Bill Hood was a contractor who specialised in oil drilling equipment and a piece of software related to the oil industry. He contracted through his limited company through an agency for ABB. His wife was also in the company.
So, there are a number of reasons why contractors thought Bill Hood would win his case, as a number of these factors had given other contractors wins.
Why contractors thought Bill Hood would win IR35 case
1. Mr Hood had no contract with ABB but had one with his agency NES, which in turn had one with ABB.
2. Mr Hood had already contracted at ABB in 1996, but through his agency he took a contract of no fixed duration in 2000. It was thought it would last a few weeks but it lasted a few months
3. Mr. Hood‘s contract with the agency didn‘t specify a set working week. However, the agency‘s contract with the client stipulated 37.5 hours. The Special Commissioner took that as more important.
4. He was able to, and did, decline overtime work at the weekend.
5. They didn’t pay Bill if he wasn‘t working. The company would send him home to his lodgings if the computer crashed. So, they paid Bill Hood only for the hours he worked
6. Mr Hood‘s evidence was that he determined himself the hours he would work, starting and finishing at times to suit himself and taking holidays when he wished, although as a matter of courtesy he told ABB in advance of his intentions.

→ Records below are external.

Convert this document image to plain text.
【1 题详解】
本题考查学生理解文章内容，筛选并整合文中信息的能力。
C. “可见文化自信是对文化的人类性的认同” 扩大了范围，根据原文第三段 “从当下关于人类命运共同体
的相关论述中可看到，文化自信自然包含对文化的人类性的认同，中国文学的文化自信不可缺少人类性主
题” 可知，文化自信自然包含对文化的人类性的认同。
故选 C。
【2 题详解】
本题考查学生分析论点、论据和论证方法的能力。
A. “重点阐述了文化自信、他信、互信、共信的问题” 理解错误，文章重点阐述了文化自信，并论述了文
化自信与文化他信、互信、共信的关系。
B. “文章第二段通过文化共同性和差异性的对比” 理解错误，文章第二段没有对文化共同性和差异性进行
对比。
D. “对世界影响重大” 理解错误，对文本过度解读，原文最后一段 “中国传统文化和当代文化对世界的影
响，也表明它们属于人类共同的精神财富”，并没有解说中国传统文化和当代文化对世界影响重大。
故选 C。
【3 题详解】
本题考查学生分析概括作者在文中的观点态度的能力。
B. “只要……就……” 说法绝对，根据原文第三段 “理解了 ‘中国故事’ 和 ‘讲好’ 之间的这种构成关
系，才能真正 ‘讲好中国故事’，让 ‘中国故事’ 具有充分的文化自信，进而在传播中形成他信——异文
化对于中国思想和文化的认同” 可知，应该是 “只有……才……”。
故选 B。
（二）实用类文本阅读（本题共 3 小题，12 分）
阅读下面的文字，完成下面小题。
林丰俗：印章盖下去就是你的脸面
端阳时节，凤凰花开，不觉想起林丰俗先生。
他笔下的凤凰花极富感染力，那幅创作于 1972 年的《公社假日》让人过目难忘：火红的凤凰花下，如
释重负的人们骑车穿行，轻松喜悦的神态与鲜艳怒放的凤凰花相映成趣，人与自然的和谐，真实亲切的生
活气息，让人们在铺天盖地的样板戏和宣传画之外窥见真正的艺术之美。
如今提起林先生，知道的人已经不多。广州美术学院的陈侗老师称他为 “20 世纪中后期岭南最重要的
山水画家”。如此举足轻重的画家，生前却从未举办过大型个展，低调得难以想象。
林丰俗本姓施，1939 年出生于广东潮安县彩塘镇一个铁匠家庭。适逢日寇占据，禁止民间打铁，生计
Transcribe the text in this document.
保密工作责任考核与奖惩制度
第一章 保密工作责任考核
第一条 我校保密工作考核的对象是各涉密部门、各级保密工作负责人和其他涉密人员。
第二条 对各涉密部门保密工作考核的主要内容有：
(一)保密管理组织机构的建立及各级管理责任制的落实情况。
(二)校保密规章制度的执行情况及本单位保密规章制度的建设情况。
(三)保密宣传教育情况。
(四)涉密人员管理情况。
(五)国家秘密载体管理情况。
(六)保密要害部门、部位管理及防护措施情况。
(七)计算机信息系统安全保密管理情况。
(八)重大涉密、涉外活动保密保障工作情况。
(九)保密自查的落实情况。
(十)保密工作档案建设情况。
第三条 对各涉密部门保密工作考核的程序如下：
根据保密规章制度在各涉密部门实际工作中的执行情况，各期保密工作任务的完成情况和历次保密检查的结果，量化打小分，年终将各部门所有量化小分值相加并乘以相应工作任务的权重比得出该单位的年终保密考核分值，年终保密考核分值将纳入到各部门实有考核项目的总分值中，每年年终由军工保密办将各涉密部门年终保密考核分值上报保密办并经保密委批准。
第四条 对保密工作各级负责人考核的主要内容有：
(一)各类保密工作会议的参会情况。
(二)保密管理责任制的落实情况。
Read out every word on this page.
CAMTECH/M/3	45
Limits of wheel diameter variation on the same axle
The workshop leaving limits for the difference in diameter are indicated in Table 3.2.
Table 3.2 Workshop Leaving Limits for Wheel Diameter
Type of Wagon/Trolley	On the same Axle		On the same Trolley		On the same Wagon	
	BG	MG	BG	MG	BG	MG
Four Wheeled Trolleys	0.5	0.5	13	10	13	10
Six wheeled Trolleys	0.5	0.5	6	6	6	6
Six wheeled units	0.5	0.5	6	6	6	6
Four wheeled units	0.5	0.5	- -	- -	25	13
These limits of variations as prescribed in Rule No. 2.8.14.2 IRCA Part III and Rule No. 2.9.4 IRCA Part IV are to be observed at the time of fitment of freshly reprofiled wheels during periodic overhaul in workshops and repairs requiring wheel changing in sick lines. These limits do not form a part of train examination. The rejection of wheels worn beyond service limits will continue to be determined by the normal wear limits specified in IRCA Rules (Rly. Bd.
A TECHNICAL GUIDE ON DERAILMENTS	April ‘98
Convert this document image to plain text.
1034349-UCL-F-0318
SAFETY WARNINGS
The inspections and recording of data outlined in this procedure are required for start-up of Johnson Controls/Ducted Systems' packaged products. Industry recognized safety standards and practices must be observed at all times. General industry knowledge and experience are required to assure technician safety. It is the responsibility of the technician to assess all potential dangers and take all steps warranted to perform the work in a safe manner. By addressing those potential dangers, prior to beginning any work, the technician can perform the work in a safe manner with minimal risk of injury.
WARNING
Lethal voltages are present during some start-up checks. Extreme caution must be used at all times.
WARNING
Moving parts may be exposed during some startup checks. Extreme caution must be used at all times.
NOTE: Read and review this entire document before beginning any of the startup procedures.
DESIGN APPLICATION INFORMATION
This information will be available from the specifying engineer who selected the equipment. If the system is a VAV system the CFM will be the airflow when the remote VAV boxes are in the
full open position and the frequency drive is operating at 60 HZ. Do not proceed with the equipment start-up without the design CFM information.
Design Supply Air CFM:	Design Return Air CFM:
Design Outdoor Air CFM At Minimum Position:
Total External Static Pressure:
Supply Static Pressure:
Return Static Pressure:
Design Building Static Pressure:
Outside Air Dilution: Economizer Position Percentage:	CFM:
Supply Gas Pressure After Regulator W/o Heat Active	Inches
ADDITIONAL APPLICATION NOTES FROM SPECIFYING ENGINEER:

7. He received no holiday or sick pay.
8. It was agreed by the prosecution that Mr. Hood could be laid off, if there was no work, with minimum notice, unlike a permanent employee.
9. Mr. Hood had to take out employers‘ liability, public liability and professional indemnity insurance because of the contract with his agency.
10. He had the right of substitution in the contract.
11. He had also done work for two other companies while engaged with ABB, using his own equipment and in his own time.